Last month, Harpers reported that the platform closed 2022 with a ‘positive end to the year’, with its Cult Wines Global Index concluding the 12 months with a 20% gain.
Since then however, this ‘sustained rally’ has begun to dip.
Analysts noted a 0.52% decline throughout the month, with last year’s stellar performers Burgundy and Champagne down 1.08% and 1.04% respectively.
Overall, the soft start was attributed to a combination of macroeconomics and price consolidation.
Fine wine saw a strong performance via the Index through the end of 2022 (+42.5% since April 2020), which pushed prices higher – especially among top Burgundy and Champagne wines. The current market decline therefore is likely a reflection of “price consolidation causing an overall slowdown across all regions. Following a prolonged bull run, it’s not uncommon to see a temporary period where prices drift sideways or even slip a bit as markets adjust and gauge if the price rises are sustainable,” Olivier Staub, CIO, Cult Wine Investment, told Harpers.
“We saw this happen in the wine market between 2018 and 2020; and we’re seeing this play out now following a pause after the strong performance of 2022, especially in Burgundy and Champagne."
He added that a couple of factors are playing into the slowing down that the market saw last month, such as the strengthening of GPB vs USD.
"After a difficult year, equities have rebounded so there is a renewed focus on traditional investment which could also be a factor. Moving forward, we believe the market will become more selective.
"We still believe there remains the potential for pockets of growth in the wine market. For example, Italy and Bordeaux which appear relatively inexpensive to Burgundy after the region’s strong performance. A healthy 2022 Bordeaux vintage following the en primeur releases could re-ignite interest in the region. However, a strong supply/demand imbalance should continue to support Burgundy and Champagne in the long run,” he said.
This slowdown was also indicated by previous top performers – notably Burgundy and Champagne – experiencing some of the bigger declines month-on-month.

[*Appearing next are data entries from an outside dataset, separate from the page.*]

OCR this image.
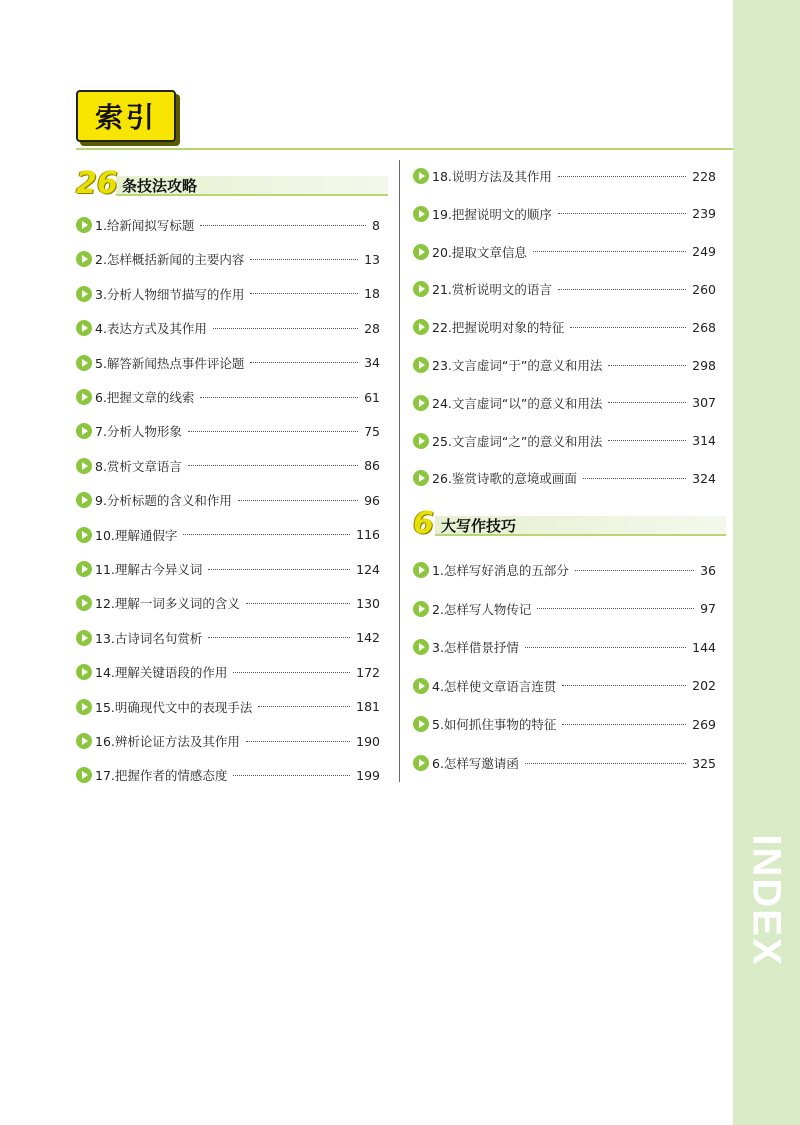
INDEX
索引
26 条技法攻略
1.给新闻拟写标题	8
2.怎样概括新闻的主要内容	13
3.分析人物细节描写的作用	18
4.表达方式及其作用	28
5.解答新闻热点事件评论题	34
6.把握文章的线索	61
7.分析人物形象	75
8.赏析文章语言	86
9.分析标题的含义和作用	96
10.理解通假字	116
11.理解古今异义词	124
12.理解一词多义词的含义	130
13.古诗词名句赏析	142
14.理解关键语段的作用	172
15.明确现代文中的表现手法	181
16.辨析论证方法及其作用	190
17.把握作者的情感态度	199
18.说明方法及其作用	228
19.把握说明文的顺序	239
20.提取文章信息	249
21.赏析说明文的语言	260
22.把握说明对象的特征	268
23.文言虚词“于”的意义和用法	298
24.文言虚词“以”的意义和用法	307
25.文言虚词“之”的意义和用法	314
26.鉴赏诗歌的意境或画面	324
6 大写作技巧
1.怎样写好消息的五部分	36
2.怎样写人物传记	97
3.怎样借景抒情	144
4.怎样使文章语言连贯	202
5.如何抓住事物的特征	269
6.怎样写邀请函	325
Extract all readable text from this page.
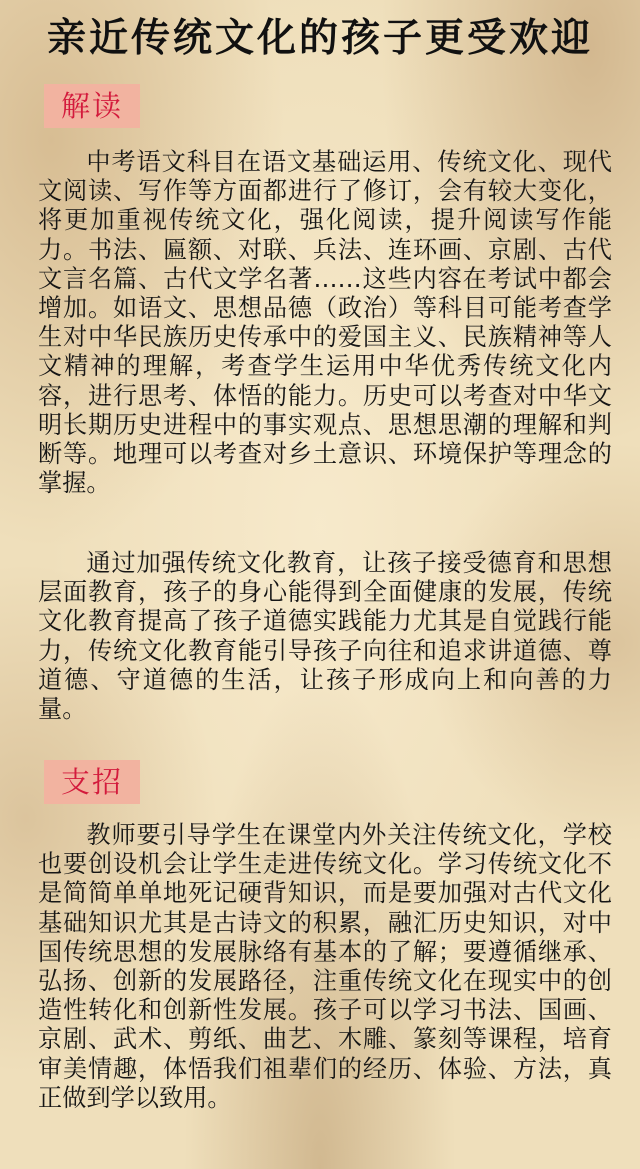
亲近传统文化的孩子更受欢迎
解读

中考语文科目在语文基础运用、传统文化、现代文阅读、写作等方面都进行了修订，会有较大变化，将更加重视传统文化，强化阅读，提升阅读写作能力。书法、匾额、对联、兵法、连环画、京剧、古代文言名篇、古代文学名著……这些内容在考试中都会增加。如语文、思想品德（政治）等科目可能考查学生对中华民族历史传承中的爱国主义、民族精神等人文精神的理解，考查学生运用中华优秀传统文化内容，进行思考、体悟的能力。历史可以考查对中华文明长期历史进程中的事实观点、思想思潮的理解和判断等。地理可以考查对乡土意识、环境保护等理念的掌握。

通过加强传统文化教育，让孩子接受德育和思想层面教育，孩子的身心能得到全面健康的发展，传统文化教育提高了孩子道德实践能力尤其是自觉践行能力，传统文化教育能引导孩子向往和追求讲道德、尊道德、守道德的生活，让孩子形成向上和向善的力量。

支招

教师要引导学生在课堂内外关注传统文化，学校也要创设机会让学生走进传统文化。学习传统文化不是简简单单地死记硬背知识，而是要加强对古代文化基础知识尤其是古诗文的积累，融汇历史知识，对中国传统思想的发展脉络有基本的了解；要遵循继承、弘扬、创新的发展路径，注重传统文化在现实中的创造性转化和创新性发展。孩子可以学习书法、国画、京剧、武术、剪纸、曲艺、木雕、篆刻等课程，培育审美情趣，体悟我们祖辈们的经历、体验、方法，真正做到学以致用。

Despite the declines, Champagne still claimed the top performer, however. Georges Laval’s Les Chenes Brut Nature Premier Cru, Cumieres wines rose on average 16.30%. Meanwhile, Cult Wines Burgundy Index’s 31.31% annual gain made it the top performing region in 2022
Other regions, like the US, had a strong showing in the performance of individual wines with the number three and four spots nabbed by 2005 Cabernet Sauvignons from California: Joseph Phelps, Cabernet Sauvignon, Napa Valley, up 52.48%; and Mayacamas, Cabernet Sauvignon, Mt. Veeder, up 50.14%.